What's your Occupation?

Project 2 all started with an action of my choosing. I first was supine. Arms and legs outstretched toward the ceiling.  With a simple side roll I was able to find my feet and was then able to move easily into a standing position. A very common movement. Laying to standing. The challenge of the first stage of this project was to synthesize the various movements into a singular form or spatial volume that depicted the volume my body occupied during the different stages of this action.

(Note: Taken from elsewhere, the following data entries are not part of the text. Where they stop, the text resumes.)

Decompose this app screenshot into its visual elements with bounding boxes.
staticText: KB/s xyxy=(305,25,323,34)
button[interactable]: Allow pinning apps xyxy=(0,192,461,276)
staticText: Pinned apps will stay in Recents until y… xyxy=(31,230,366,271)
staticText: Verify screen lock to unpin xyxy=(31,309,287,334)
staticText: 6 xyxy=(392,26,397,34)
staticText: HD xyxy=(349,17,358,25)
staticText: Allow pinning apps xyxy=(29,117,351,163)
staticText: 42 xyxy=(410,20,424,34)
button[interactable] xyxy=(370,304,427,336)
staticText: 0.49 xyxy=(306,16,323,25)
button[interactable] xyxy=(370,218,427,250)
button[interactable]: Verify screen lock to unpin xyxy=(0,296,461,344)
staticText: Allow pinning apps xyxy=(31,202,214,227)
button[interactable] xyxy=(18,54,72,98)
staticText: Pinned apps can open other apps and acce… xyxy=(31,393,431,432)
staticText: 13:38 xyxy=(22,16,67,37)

Drawings of the fragmented body.
I struggled with this concept initially because one of the goals was to not simply show three human forms mashed together, but rather the volume created and occupied by the movements. What's more, I had to first draw the form that I  intended to construct. I hit my first major hurdle when I found I did not photograph enough information to draw a plan view of the movements. As a result, I thought it would be easier to deconstruct the body and make an attempt to render the volumes in parts. Big mistake. Instead I should have taken what I already had and moved into sketch models of what I was envisioning. And THEN go back to the drawing, and so forth. The first models I constructed were of a diaphanous aluminum mesh material. Very easy to manipulate, but any material is useless  without a refined plan. Of which I did not have.  My first iterations were fragments of the movement: torso, and left and right legs. The result in my opinion was a horrifyingly terrible rendition of what the assignment required. 

Center: Torso movement, Left: right leg, Right: left leg

After discussing and critiquing my process, I was able to identify the several missteps I had taken along the way. So  in my next iteration I first began with the model and moved to drawing as required.  In addition to beginning with the sketch models, I also found that a simple superimposition of the photographs provided some much needed information as well. And although the final model was not to depict the human form that did not necessarily mean that I could not start with the human form and work toward my abstract, volumetric goal. This direction yielded a much more satisfying result. I was able to move from three individual figures to a singular volume that fairly accurately described the volume occupied by the movements.

The second stage of Project 2 required an extrusion of the discovered volume. I now had to insert the volume into a 10" x 10" x 5", cube. Because I was working with a volume that created multi-directional facets in the occupied space, I needed to develop a method to transfer the form effectively. I devised a framework that I then used to methodically and incrementally translate the sections of the form onto a series of templates that could then be used to create the extruded volume in the cube.

Mistakes are paramount to the design process.  They help us learn new and sometimes more effective approaches to solving a given design problem.  While it was not my intention at the beginning of this project to undergo an action that could serve as an interesting metaphor for the design process that was to follow; I found it interesting that it coincided with the saying: "We fall down so that we can learn how to get back up."